Il partito di Berlusconi pullula di personaggi dichiarati mafiosi o para-mafiosi con sentenza, a partire dal suo co-fondatore Dell’Utri . Falcone, fin dei tempi del maxi processo, nell’area di Berlusconi era considerato un esempio negativo (V. Fumagalli Carulli, Maccartismo a Palermo, Il Giornale 19.11.88).

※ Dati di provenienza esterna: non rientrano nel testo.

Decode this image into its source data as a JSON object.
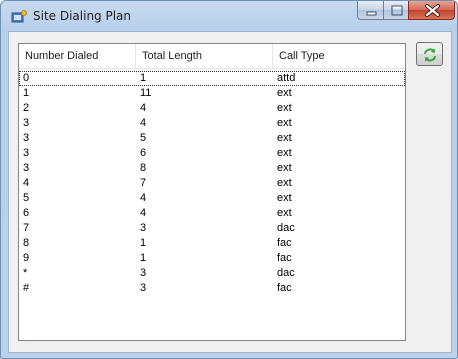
{
  "window": {
    "title": "Site Dialing Plan"
  },
  "table": {
    "columns": [
      "Number Dialed",
      "Total Length",
      "Call Type"
    ],
    "rows": [
      [
        "0",
        "1",
        "attd"
      ],
      [
        "1",
        "11",
        "ext"
      ],
      [
        "2",
        "4",
        "ext"
      ],
      [
        "3",
        "4",
        "ext"
      ],
      [
        "3",
        "5",
        "ext"
      ],
      [
        "3",
        "6",
        "ext"
      ],
      [
        "3",
        "8",
        "ext"
      ],
      [
        "4",
        "7",
        "ext"
      ],
      [
        "5",
        "4",
        "ext"
      ],
      [
        "6",
        "4",
        "ext"
      ],
      [
        "7",
        "3",
        "dac"
      ],
      [
        "8",
        "1",
        "fac"
      ],
      [
        "9",
        "1",
        "fac"
      ],
      [
        "*",
        "3",
        "dac"
      ],
      [
        "#",
        "3",
        "fac"
      ]
    ]
  },
  "icons": {
    "app": "app-icon",
    "refresh": "refresh-icon",
    "minimize": "minimize-icon",
    "maximize": "maximize-icon",
    "close": "close-icon"
  },
  "colors": {
    "refresh_green": "#3aa33a",
    "close_red": "#c2432b"
  }
}
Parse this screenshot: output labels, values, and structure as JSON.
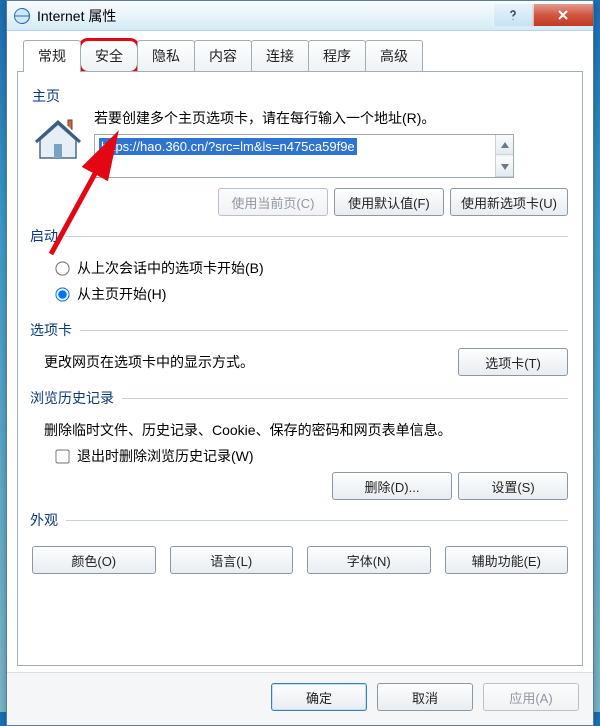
{
  "window": {
    "title": "Internet 属性"
  },
  "tabs": {
    "general": "常规",
    "security": "安全",
    "privacy": "隐私",
    "content": "内容",
    "connections": "连接",
    "programs": "程序",
    "advanced": "高级"
  },
  "home": {
    "label": "主页",
    "hint": "若要创建多个主页选项卡，请在每行输入一个地址(R)。",
    "url": "https://hao.360.cn/?src=lm&ls=n475ca59f9e",
    "use_current": "使用当前页(C)",
    "use_default": "使用默认值(F)",
    "use_newtab": "使用新选项卡(U)"
  },
  "startup": {
    "label": "启动",
    "opt_last": "从上次会话中的选项卡开始(B)",
    "opt_home": "从主页开始(H)"
  },
  "tabsection": {
    "label": "选项卡",
    "desc": "更改网页在选项卡中的显示方式。",
    "btn": "选项卡(T)"
  },
  "history": {
    "label": "浏览历史记录",
    "desc": "删除临时文件、历史记录、Cookie、保存的密码和网页表单信息。",
    "del_on_exit": "退出时删除浏览历史记录(W)",
    "delete_btn": "删除(D)...",
    "settings_btn": "设置(S)"
  },
  "appearance": {
    "label": "外观",
    "color": "颜色(O)",
    "language": "语言(L)",
    "font": "字体(N)",
    "accessibility": "辅助功能(E)"
  },
  "footer": {
    "ok": "确定",
    "cancel": "取消",
    "apply": "应用(A)"
  }
}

Oggi invece, et voilà: a Palermo, in un affollato comizio, l’ignaro Falcone è sbattuto con un magheggio sui manifesti di FI, per propagandare la separazione delle carriere, tanto cara a B. e al Venerabile Gelli, certamente non per spirito filantropico.
Base di lancio è un’intervista di Mario Pirani su ”la Repubblica” del 13.10.91. Falcone nota che nel nuovo processo accusatorio “il Pm raccoglie e coordina gli elementi di prova da raggiungersi nel dibattimento, dove rappresenta una parte in causa”; mentre “il giudice si staglia come figura neutrale, non coinvolta, al di sopra delle parti”. Ma tutto ciò è contraddetto dal “fatto che, avendo formazione e carriere unificate, con destinazioni e ruoli intercambiabili, giudici e Pm siano in realtà indistinguibili gli uni dagli altri”.
Va detto che in passato “separazione delle funzioni” e “delle carriere” erano concetti quasi intercambiabili. La prima era disciplinata a maglie larghissime, per cui di fatto il Pm che voleva diventare giudice e viceversa poteva farlo dalla sera alla mattina, stando nello stesso palazzo di giustizia: il che era francamente inopportuno, perché determinava proprio quella “intercambiabilità” e “indistinguibilità” che secondo Falcone erano all’origine del problema dei rapporti tra Pm e giudici.
Tant’è vero che oggi non è più così. Il pm che voglia passare a giudice e viceversa deve soddisfare precisi requisiti e accettare di essere trasferito in un’altra regione, per cui di magistrati che cambiano funzioni ve ne sono ogni anno meno di 10.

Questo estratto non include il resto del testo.